🤖 AI Summary
This work proposes a deep bootstrap method based on conditional diffusion models to address the limitations of traditional bootstrap approaches in nonparametric regression, which decouple conditional distribution estimation from the regression task and struggle with high-dimensional or multimodal responses. By integrating conditional diffusion mechanisms into the bootstrap framework for the first time, the method jointly learns the conditional distribution and generates synthetic responses, reframing nonparametric regression as conditional sample mean estimation within an end-to-end unified model. The approach achieves both high accuracy and scalability in complex regression settings and establishes theoretical guarantees for the bootstrap procedure, including optimal convergence rates under the Wasserstein distance.
📝 Abstract
In this work, we propose a novel deep bootstrap framework for nonparametric regression based on conditional diffusion models.
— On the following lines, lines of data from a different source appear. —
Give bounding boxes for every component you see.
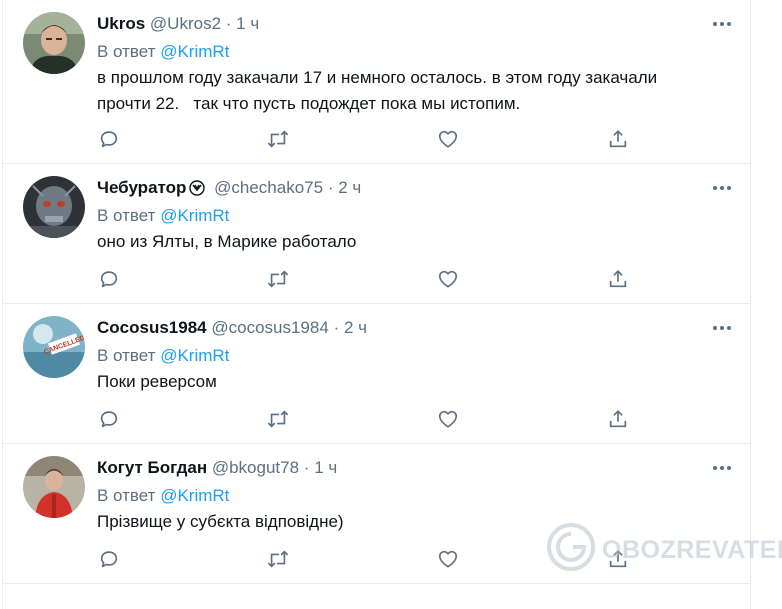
share-icon	[607, 408, 629, 430]
display-name[interactable]: Ukros	[97, 14, 145, 33]
reply-context: В ответ @KrimRt	[97, 485, 229, 507]
retweet-button[interactable]	[266, 407, 290, 431]
more-dots-icon	[713, 326, 731, 330]
reply-icon	[98, 548, 120, 570]
more-options-button[interactable]	[710, 176, 734, 200]
reply-button[interactable]	[97, 407, 121, 431]
timestamp[interactable]: 1 ч	[314, 458, 337, 477]
timestamp[interactable]: 2 ч	[338, 178, 361, 197]
reply-tweet[interactable]: Чебуратор @chechako75 · 2 ч В ответ @Kri…	[3, 164, 750, 304]
user-handle[interactable]: @bkogut78	[212, 458, 299, 477]
tweet-text-line: Поки реверсом	[97, 372, 217, 391]
reply-icon	[98, 268, 120, 290]
retweet-button[interactable]	[266, 267, 290, 291]
timestamp[interactable]: 2 ч	[344, 318, 367, 337]
like-icon	[437, 128, 459, 150]
tweet-text-line: прочти 22. так что пусть подождет пока м…	[97, 94, 521, 113]
reply-context: В ответ @KrimRt	[97, 345, 229, 367]
reply-mention-link[interactable]: @KrimRt	[160, 486, 229, 505]
replies-feed: Ukros @Ukros2 · 1 ч В ответ @KrimRt в пр…	[2, 0, 751, 609]
time-separator: ·	[333, 318, 340, 337]
reply-icon	[98, 408, 120, 430]
reply-context: В ответ @KrimRt	[97, 41, 229, 63]
avatar[interactable]: CANCELLED	[23, 316, 85, 378]
cancelled-stamp-avatar-icon: CANCELLED	[23, 316, 85, 378]
robot-skull-avatar-icon	[23, 176, 85, 238]
like-icon	[437, 408, 459, 430]
tweet-header: Cocosus1984 @cocosus1984 · 2 ч	[97, 317, 367, 339]
share-button[interactable]	[606, 267, 630, 291]
time-separator: ·	[225, 14, 232, 33]
share-icon	[607, 128, 629, 150]
user-handle[interactable]: @Ukros2	[150, 14, 221, 33]
avatar[interactable]	[23, 456, 85, 518]
reply-mention-link[interactable]: @KrimRt	[160, 206, 229, 225]
reply-icon	[98, 128, 120, 150]
share-button[interactable]	[606, 127, 630, 151]
custom-emblem-icon	[189, 180, 206, 202]
retweet-icon	[266, 548, 290, 570]
avatar[interactable]	[23, 176, 85, 238]
like-icon	[437, 548, 459, 570]
like-button[interactable]	[436, 547, 460, 571]
like-icon	[437, 268, 459, 290]
retweet-button[interactable]	[266, 127, 290, 151]
like-button[interactable]	[436, 267, 460, 291]
reply-prefix: В ответ	[97, 346, 156, 365]
tweet-text: в прошлом году закачали 17 и немного ост…	[97, 65, 737, 117]
reply-button[interactable]	[97, 267, 121, 291]
reply-prefix: В ответ	[97, 42, 156, 61]
share-button[interactable]	[606, 407, 630, 431]
tweet-header: Ukros @Ukros2 · 1 ч	[97, 13, 259, 35]
user-handle[interactable]: @chechako75	[214, 178, 323, 197]
reply-prefix: В ответ	[97, 206, 156, 225]
avatar[interactable]	[23, 12, 85, 74]
reply-button[interactable]	[97, 127, 121, 151]
watermark-text: OBOZREVATEL	[602, 536, 782, 564]
tweet-text-line: оно из Ялты, в Марике работало	[97, 232, 357, 251]
reply-tweet[interactable]: Ukros @Ukros2 · 1 ч В ответ @KrimRt в пр…	[3, 0, 750, 164]
tweet-text-line: в прошлом году закачали 17 и немного ост…	[97, 68, 658, 87]
timestamp[interactable]: 1 ч	[236, 14, 259, 33]
person-red-jacket-avatar-icon	[23, 456, 85, 518]
more-dots-icon	[713, 22, 731, 26]
time-separator: ·	[327, 178, 334, 197]
tweet-actions	[97, 267, 637, 291]
display-name[interactable]: Cocosus1984	[97, 318, 207, 337]
retweet-icon	[266, 268, 290, 290]
more-dots-icon	[713, 466, 731, 470]
more-options-button[interactable]	[710, 456, 734, 480]
display-name[interactable]: Когут Богдан	[97, 458, 207, 477]
share-icon	[607, 268, 629, 290]
tweet-header: Когут Богдан @bkogut78 · 1 ч	[97, 457, 337, 479]
person-avatar-photo-icon	[23, 12, 85, 74]
tweet-text: оно из Ялты, в Марике работало	[97, 229, 737, 255]
retweet-icon	[266, 408, 290, 430]
watermark-emblem-icon	[547, 523, 595, 571]
like-button[interactable]	[436, 407, 460, 431]
retweet-icon	[266, 128, 290, 150]
like-button[interactable]	[436, 127, 460, 151]
more-options-button[interactable]	[710, 316, 734, 340]
tweet-header: Чебуратор @chechako75 · 2 ч	[97, 177, 361, 199]
reply-prefix: В ответ	[97, 486, 156, 505]
tweet-actions	[97, 407, 637, 431]
watermark-logo: OBOZREVATEL	[546, 521, 782, 573]
user-handle[interactable]: @cocosus1984	[211, 318, 328, 337]
more-dots-icon	[713, 186, 731, 190]
reply-mention-link[interactable]: @KrimRt	[160, 42, 229, 61]
reply-mention-link[interactable]: @KrimRt	[160, 346, 229, 365]
reply-context: В ответ @KrimRt	[97, 205, 229, 227]
reply-button[interactable]	[97, 547, 121, 571]
more-options-button[interactable]	[710, 12, 734, 36]
tweet-actions	[97, 127, 637, 151]
retweet-button[interactable]	[266, 547, 290, 571]
tweet-text: Поки реверсом	[97, 369, 737, 395]
time-separator: ·	[303, 458, 310, 477]
display-name[interactable]: Чебуратор	[97, 178, 186, 197]
reply-tweet[interactable]: CANCELLED Cocosus1984 @cocosus1984 · 2 ч…	[3, 304, 750, 444]
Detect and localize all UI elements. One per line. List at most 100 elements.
Specifically, we construct a conditional diffusion model to learn the distribution of the response variable given the covariates. This model is then used to generate bootstrap samples by pairing the original covariates with newly synthesized responses. We reformulate nonparametric regression as conditional sample mean estimation, which is implemented directly via the learned conditional diffusion model. Unlike traditional bootstrap methods that decouple the estimation of the conditional distribution, sampling, and nonparametric regression, our approach integrates these components into a unified generative framework. With the expressive capacity of diffusion models, our method facilitates both efficient sampling from high-dimensional or multimodal distributions and accurate nonparametric estimation. We establish rigorous theoretical guarantees for the proposed method. In particular, we derive optimal end-to-end convergence rates in the Wasserstein distance between the learned and target conditional distributions. Building on this foundation, we further establish the convergence guarantees of the resulting bootstrap procedure. Numerical studies demonstrate the effectiveness and scalability of our approach for complex regression tasks.